Last week at UFC 128 — a mixed martial arts event held… With a knee to the head, it was over.
Last week at UFC 128 — a mixed martial arts event held by the Ultimate Fighting Championship — Jon “Bones” Jones laid a savage beating on Brazilian Maurício “Shogun” Rua, the highly touted light-heavyweight champion of the UFC, to become the youngest title belt-holder in the organization’s history at 23.
Jones is the most hyped fighter to come into the UFC since B.J. Penn almost 10 years ago, and he has certainly lived up to the hype, registering the technical knockout at 2:37 of the third round.
Rua was dominated in his first title defense. Jones opened up fast, controlled the pace and landed 87 strikes to Rua’s 13, according to CompuStrike, a source for mixed martial arts statistics.
In the third round, all Jones needed was a body shot followed by a knee to the head to fell the champion before the referee quickly ordered the stoppage.
Jones’s first title defense will come against close friend and training partner, former light-heavyweight champion Rashad Evans.
Whether you like the UFC or think that it is a violent, testosterone-fueled bloodbath, you cannot argue with its popularity.
In 2006, the UFC broke the pay-per-view record, generating almost $223 million in revenue, and the figure continues to climb. Mixed martial arts is the fastest growing sport in the country, and it gives athletes in smaller participation sports — like wrestling and judo — a professional outlet that they never had before.
The UFC is filled with up-and-coming young fighters like Jones and Phil “Mr. Wonderful” Davis, a former Penn State wrestling national champion who defeated another highly ranked fighter, Antônio Rogério Nogueira, by unanimous decision at UFC Fight Night 24 last month.

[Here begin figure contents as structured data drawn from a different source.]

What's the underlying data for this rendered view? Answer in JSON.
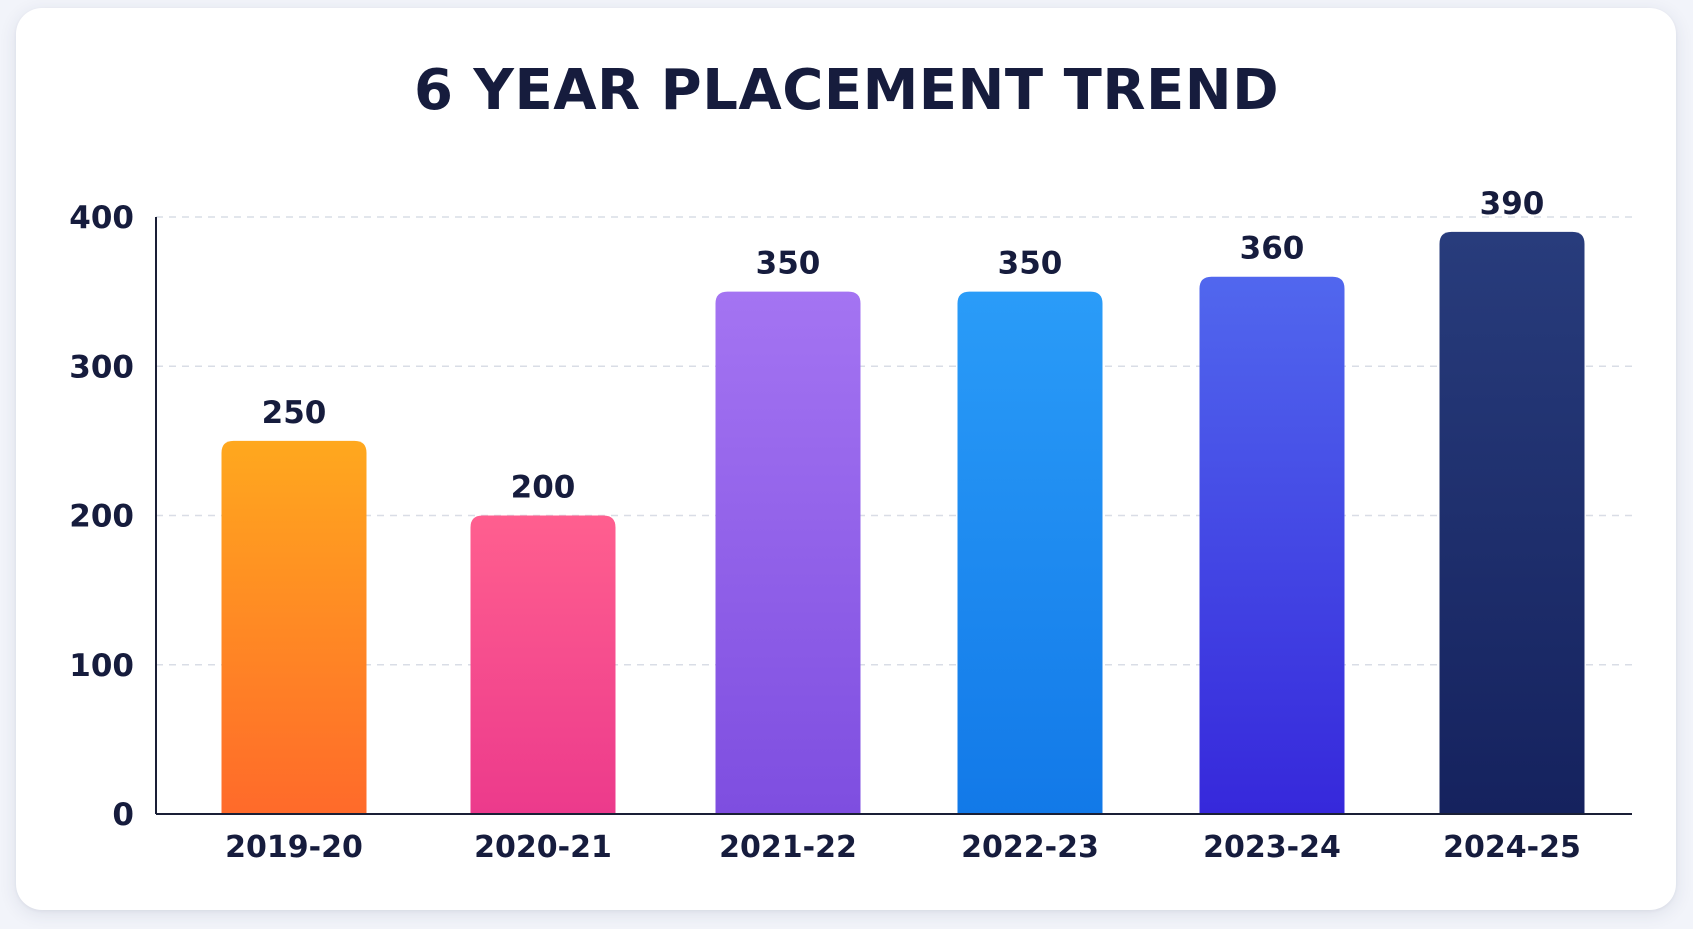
{
  "chart_data": {
    "type": "bar",
    "title": "6 YEAR PLACEMENT TREND",
    "xlabel": "",
    "ylabel": "",
    "categories": [
      "2019-20",
      "2020-21",
      "2021-22",
      "2022-23",
      "2023-24",
      "2024-25"
    ],
    "values": [
      250,
      200,
      350,
      350,
      360,
      390
    ],
    "data_labels": [
      "250",
      "200",
      "350",
      "350",
      "360",
      "390"
    ],
    "ylim": [
      0,
      400
    ],
    "yticks": [
      0,
      100,
      200,
      300,
      400
    ],
    "ytick_labels": [
      "0",
      "100",
      "200",
      "300",
      "400"
    ],
    "grid": true,
    "legend": "none",
    "colors": [
      [
        "#ffa81e",
        "#ff6a2a"
      ],
      [
        "#ff5f8f",
        "#ec3a8c"
      ],
      [
        "#a474f2",
        "#7e4ee0"
      ],
      [
        "#2a9cf8",
        "#1279e8"
      ],
      [
        "#5167ee",
        "#3628db"
      ],
      [
        "#283c7c",
        "#15225e"
      ]
    ],
    "text_color": "#161c3d",
    "grid_color": "#d9dde6",
    "axis_color": "#1a1f36"
  }
}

Davis provides his fair share of entertainment beyond the physical fight. When fighters jaw outside the ring, it gives the fights more fuel — and a WWE-esque aura in the Octagon, albeit without the trashy acting and cheesy lines.
The veteran superstars, like current welterweight (heavier than lightweight but lighter than middleweight) title holder Georges St-Pierre and current middleweight title holder and pound-for-pound champ Anderson Silva are simply pain machines who do little talking outside the ring.
The unexpected personality of fighters, shown when St-Pierre and Josh Koscheck fought at UFC 124, will only add to the popularity of the sport.
Kosheck, a Waynesburg, Pa., native, did his best Chad Ochocinco impersonation and ran his mouth from the second he won a chance at St-Pierre’s belt.
He trashed everything from the fighter himself to his hometown team, the Montreal Canadiens. Even though St-Pierre, clearly a better fighter, laid waste to Koscheck in the Octagon, the constant jawing of Koscheck led to a healthy gate receipt and an all-time UFC live attendance record.
With the acquisition of the World Extreme Cagefighting — a smaller mixed martial arts organization — and the promise of more fights on cable, it does not look like the UFC’s popularity will waver, especially if the sport keeps churning out young superstars like “Bones” and “Mr. Wonderful.”